C’è chi ama il teatro, chi si perde tra libri e conferenze, chi non si perde un podcast sul mistero dell’universo o sul significato dell’amore. Tutti, in un modo o nell’altro, siamo un po’ curiosi. Ma questo fa di noi dei filosofi? Platone, più di duemila anni fa, avrebbe detto: “Aspetta un attimo, non è così semplice”.

Nel dialogo della Repubblica, Platone – attraverso il personaggio di Socrate – cerca di spiegare chi sia davvero un filosofo. E lo fa con un’immagine che ancora oggi funziona: il filosofo è come un affamato. Ma non uno qualunque. È uno che ha fame di verità, e non si accontenta di un assaggino o di uno stuzzichino culturale.

Certo, ci sono quelli che si tuffano in ogni libro, ogni spettacolo, ogni disciplina, come fossero buffet del sapere. E poi ci sono quelli che inseguono ogni novità, ogni chiacchiera di tendenza, ogni nuova teoria. Ma, dice Platone, questi non sono filosofi: sono solo simili ai filosofi, come un buongustaio che però mangia senza capire cosa ha davvero nel piatto.

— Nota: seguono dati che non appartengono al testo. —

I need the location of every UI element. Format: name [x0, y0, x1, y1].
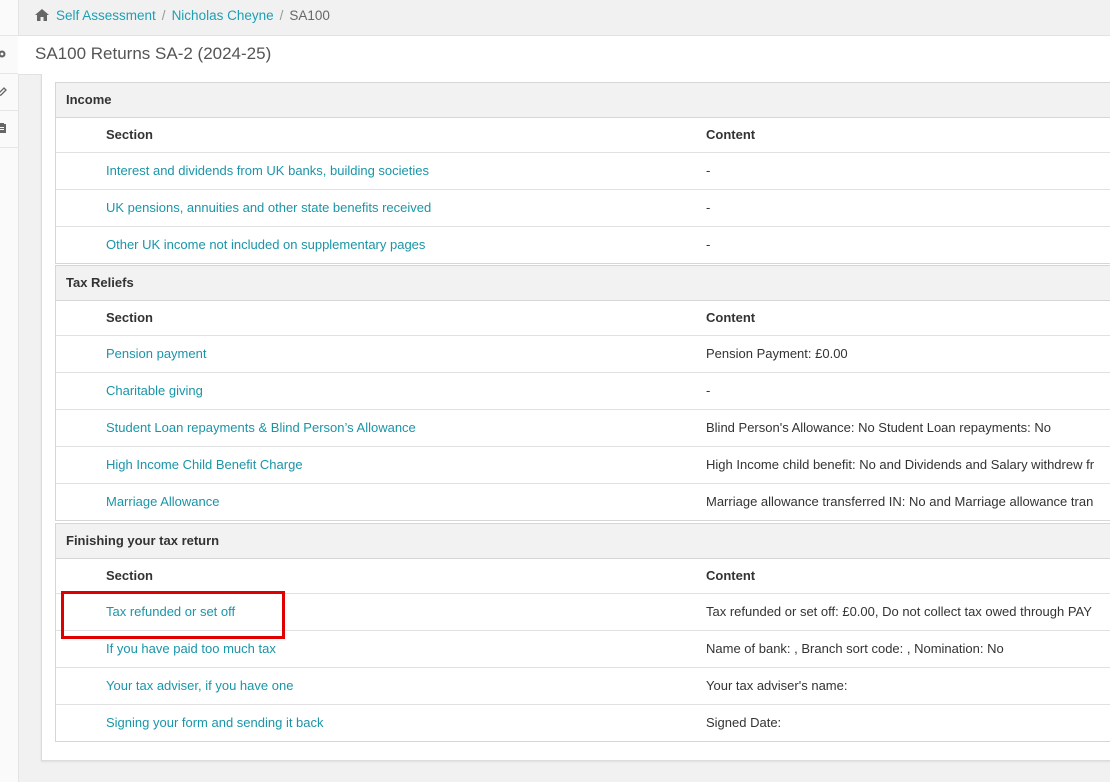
group-title: Tax Reliefs	[56, 266, 1110, 301]
table-row: Pension payment Pension Payment: £0.00	[56, 336, 1110, 373]
section-link[interactable]: Marriage Allowance	[106, 484, 219, 520]
column-header-content: Content	[706, 568, 756, 583]
sidebar-divider	[0, 147, 18, 148]
section-content: Name of bank: , Branch sort code: , Nomi…	[706, 641, 1004, 656]
table-row: High Income Child Benefit Charge High In…	[56, 447, 1110, 484]
section-content: Pension Payment: £0.00	[706, 346, 848, 361]
sidebar-divider	[0, 110, 18, 111]
section-link[interactable]: Signing your form and sending it back	[106, 705, 324, 741]
column-header-section: Section	[106, 310, 153, 325]
section-content: Marriage allowance transferred IN: No an…	[706, 494, 1094, 509]
table-header: Section Content	[56, 118, 1110, 153]
section-content: Blind Person's Allowance: No Student Loa…	[706, 420, 1052, 435]
group-title: Finishing your tax return	[56, 524, 1110, 559]
highlight-box	[61, 591, 285, 639]
table-row: Student Loan repayments & Blind Person’s…	[56, 410, 1110, 447]
sidebar-divider	[0, 35, 18, 36]
table-row: Interest and dividends from UK banks, bu…	[56, 153, 1110, 190]
table-row: Charitable giving -	[56, 373, 1110, 410]
page-title: SA100 Returns SA-2 (2024-25)	[35, 44, 272, 63]
left-sidebar	[0, 0, 19, 782]
section-content: Tax refunded or set off: £0.00, Do not c…	[706, 604, 1092, 619]
section-link[interactable]: Charitable giving	[106, 373, 203, 409]
breadcrumb-current: SA100	[289, 7, 330, 23]
table-header: Section Content	[56, 559, 1110, 594]
column-header-content: Content	[706, 127, 756, 142]
table-row: Other UK income not included on suppleme…	[56, 227, 1110, 263]
section-link[interactable]: Student Loan repayments & Blind Person’s…	[106, 410, 416, 446]
section-link[interactable]: Your tax adviser, if you have one	[106, 668, 293, 704]
returns-panel: Income Section Content Interest and divi…	[41, 74, 1110, 761]
breadcrumb-self-assessment[interactable]: Self Assessment	[56, 8, 156, 23]
column-header-content: Content	[706, 310, 756, 325]
table-header: Section Content	[56, 301, 1110, 336]
breadcrumb: Self Assessment / Nicholas Cheyne / SA10…	[34, 0, 1110, 30]
section-content: -	[706, 163, 711, 178]
table-row: Your tax adviser, if you have one Your t…	[56, 668, 1110, 705]
breadcrumb-separator: /	[279, 7, 284, 23]
group-title: Income	[56, 83, 1110, 118]
section-content: -	[706, 237, 711, 252]
tax-reliefs-group: Tax Reliefs Section Content Pension paym…	[55, 265, 1110, 521]
section-content: Your tax adviser's name:	[706, 678, 848, 693]
page-title-bar: SA100 Returns SA-2 (2024-25)	[18, 35, 1110, 75]
section-link[interactable]: High Income Child Benefit Charge	[106, 447, 303, 483]
section-content: -	[706, 200, 711, 215]
table-row: Signing your form and sending it back Si…	[56, 705, 1110, 741]
section-content: High Income child benefit: No and Divide…	[706, 457, 1095, 472]
column-header-section: Section	[106, 127, 153, 142]
sidebar-divider	[0, 73, 18, 74]
section-link[interactable]: Other UK income not included on suppleme…	[106, 227, 425, 263]
breadcrumb-client[interactable]: Nicholas Cheyne	[172, 8, 274, 23]
breadcrumb-separator: /	[161, 7, 166, 23]
edit-icon[interactable]	[0, 85, 7, 97]
section-content: -	[706, 383, 711, 398]
home-icon[interactable]	[34, 8, 50, 22]
income-group: Income Section Content Interest and divi…	[55, 82, 1110, 264]
gear-icon[interactable]	[0, 48, 7, 60]
table-row: Marriage Allowance Marriage allowance tr…	[56, 484, 1110, 520]
section-link[interactable]: Interest and dividends from UK banks, bu…	[106, 153, 429, 189]
section-content: Signed Date:	[706, 715, 782, 730]
column-header-section: Section	[106, 568, 153, 583]
section-link[interactable]: UK pensions, annuities and other state b…	[106, 190, 431, 226]
section-link[interactable]: Pension payment	[106, 336, 206, 372]
clipboard-icon[interactable]	[0, 122, 7, 134]
table-row: UK pensions, annuities and other state b…	[56, 190, 1110, 227]
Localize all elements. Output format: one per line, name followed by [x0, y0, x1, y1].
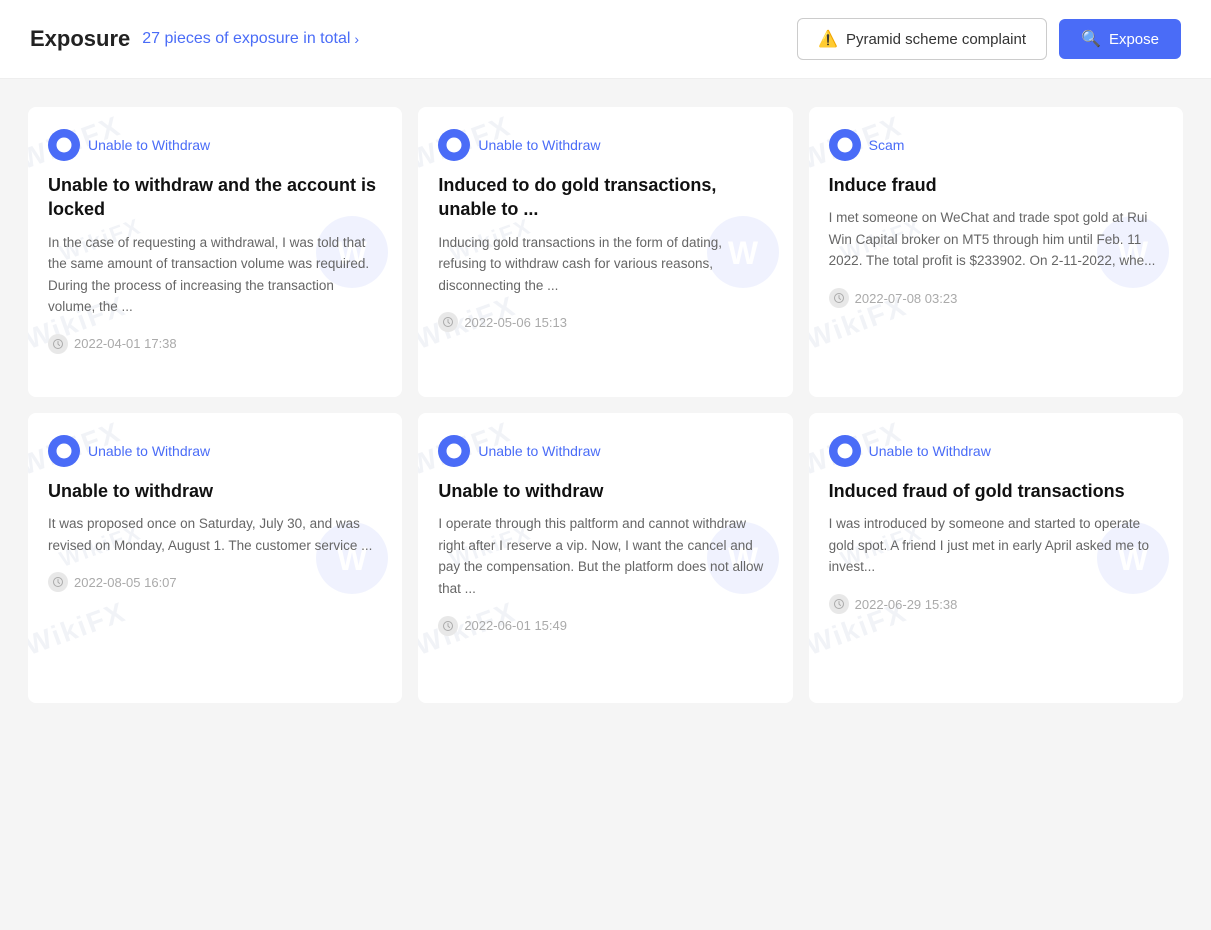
pyramid-btn-label: Pyramid scheme complaint [846, 31, 1026, 48]
time-text: 2022-07-08 03:23 [855, 291, 958, 306]
tag-label: Scam [869, 137, 905, 153]
card-description: Inducing gold transactions in the form o… [438, 232, 772, 297]
card-time: 2022-08-05 16:07 [48, 572, 382, 592]
card-tag: Scam [829, 129, 905, 161]
card-item[interactable]: WikiFX WikiFX WikiFX W Unable to Withdra… [418, 413, 792, 703]
header-right: ⚠️ Pyramid scheme complaint 🔍 Expose [797, 18, 1181, 60]
card-title: Induced fraud of gold transactions [829, 479, 1163, 503]
card-time: 2022-06-01 15:49 [438, 616, 772, 636]
card-description: I was introduced by someone and started … [829, 513, 1163, 578]
tag-icon [829, 129, 861, 161]
tag-icon [48, 129, 80, 161]
card-content: Unable to Withdraw Induced to do gold tr… [438, 129, 772, 332]
expose-btn-label: Expose [1109, 31, 1159, 48]
card-content: Unable to Withdraw Unable to withdraw It… [48, 435, 382, 592]
card-time: 2022-05-06 15:13 [438, 312, 772, 332]
tag-label: Unable to Withdraw [88, 137, 210, 153]
clock-icon [438, 312, 458, 332]
clock-icon [48, 572, 68, 592]
time-text: 2022-06-29 15:38 [855, 597, 958, 612]
clock-icon [48, 334, 68, 354]
tag-label: Unable to Withdraw [869, 443, 991, 459]
time-text: 2022-04-01 17:38 [74, 336, 177, 351]
card-item[interactable]: WikiFX WikiFX WikiFX W Scam Induce fraud… [809, 107, 1183, 397]
tag-icon [48, 435, 80, 467]
card-tag: Unable to Withdraw [829, 435, 991, 467]
clock-icon [829, 594, 849, 614]
tag-label: Unable to Withdraw [88, 443, 210, 459]
tag-icon [829, 435, 861, 467]
card-description: I operate through this paltform and cann… [438, 513, 772, 599]
card-content: Scam Induce fraud I met someone on WeCha… [829, 129, 1163, 308]
tag-label: Unable to Withdraw [478, 137, 600, 153]
expose-icon: 🔍 [1081, 29, 1101, 49]
card-title: Induced to do gold transactions, unable … [438, 173, 772, 222]
clock-icon [829, 288, 849, 308]
page-header: Exposure 27 pieces of exposure in total … [0, 0, 1211, 79]
card-description: I met someone on WeChat and trade spot g… [829, 207, 1163, 272]
card-tag: Unable to Withdraw [48, 129, 210, 161]
expose-button[interactable]: 🔍 Expose [1059, 19, 1181, 59]
page-title: Exposure [30, 26, 130, 52]
card-item[interactable]: WikiFX WikiFX WikiFX W Unable to Withdra… [809, 413, 1183, 703]
exposure-count-text: 27 pieces of exposure in total [142, 30, 350, 48]
warning-icon: ⚠️ [818, 29, 838, 49]
chevron-right-icon: › [354, 31, 359, 47]
tag-label: Unable to Withdraw [478, 443, 600, 459]
card-item[interactable]: WikiFX WikiFX WikiFX W Unable to Withdra… [28, 413, 402, 703]
card-tag: Unable to Withdraw [438, 129, 600, 161]
card-time: 2022-07-08 03:23 [829, 288, 1163, 308]
time-text: 2022-06-01 15:49 [464, 618, 567, 633]
card-content: Unable to Withdraw Induced fraud of gold… [829, 435, 1163, 614]
card-description: It was proposed once on Saturday, July 3… [48, 513, 382, 556]
time-text: 2022-08-05 16:07 [74, 575, 177, 590]
card-title: Induce fraud [829, 173, 1163, 197]
pyramid-scheme-button[interactable]: ⚠️ Pyramid scheme complaint [797, 18, 1047, 60]
card-description: In the case of requesting a withdrawal, … [48, 232, 382, 318]
card-item[interactable]: WikiFX WikiFX WikiFX W Unable to Withdra… [418, 107, 792, 397]
card-item[interactable]: WikiFX WikiFX WikiFX W Unable to Withdra… [28, 107, 402, 397]
tag-icon [438, 435, 470, 467]
tag-icon [438, 129, 470, 161]
card-grid: WikiFX WikiFX WikiFX W Unable to Withdra… [0, 79, 1211, 731]
card-title: Unable to withdraw and the account is lo… [48, 173, 382, 222]
card-title: Unable to withdraw [48, 479, 382, 503]
card-tag: Unable to Withdraw [48, 435, 210, 467]
exposure-count-link[interactable]: 27 pieces of exposure in total › [142, 30, 359, 48]
header-left: Exposure 27 pieces of exposure in total … [30, 26, 359, 52]
card-content: Unable to Withdraw Unable to withdraw an… [48, 129, 382, 354]
card-tag: Unable to Withdraw [438, 435, 600, 467]
card-title: Unable to withdraw [438, 479, 772, 503]
card-time: 2022-04-01 17:38 [48, 334, 382, 354]
card-content: Unable to Withdraw Unable to withdraw I … [438, 435, 772, 636]
clock-icon [438, 616, 458, 636]
card-time: 2022-06-29 15:38 [829, 594, 1163, 614]
time-text: 2022-05-06 15:13 [464, 315, 567, 330]
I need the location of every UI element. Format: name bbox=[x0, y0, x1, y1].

Il filosofo autentico è diverso: non cerca solo cose da sapere, cerca il perché delle cose. Vuole andare oltre le apparenze, vuole capire cosa c’è davvero dietro parole come giustizia, bellezza, amore, libertà. E questa ricerca non finisce mai. Non si tratta di sapere tutto, ma di non smettere mai di voler sapere.

Platone dice che il filosofo è “amante della verità” e non delle sue imitazioni. Proprio come non ci si può dire innamorati se si cambia partner ogni settimana, non si può essere filosofi se si salta da un argomento all’altro senza mai fermarsi a pensare davvero.

E allora oggi, in un’epoca di informazioni lampo, tutorial da un minuto, risposte preconfezionate e scroll compulsivi, la figura del filosofo può sembrare fuori moda. Ma forse è più attuale che mai. Perché mentre tutto ci spinge a sapere “un po’ di tutto”, il filosofo ci ricorda che vale ancora la pena capire qualcosa davvero.

Non serve una toga, né parlare in greco antico. Basta avere ancora fame. Di verità, non di contenuti. E magari spegnere lo smartphone ogni tanto, per ascoltare una domanda che ci mette in discussione. Come faceva quel vecchio Socrate per le vie di Atene. O come potremmo fare noi, anche solo davanti a un caffè.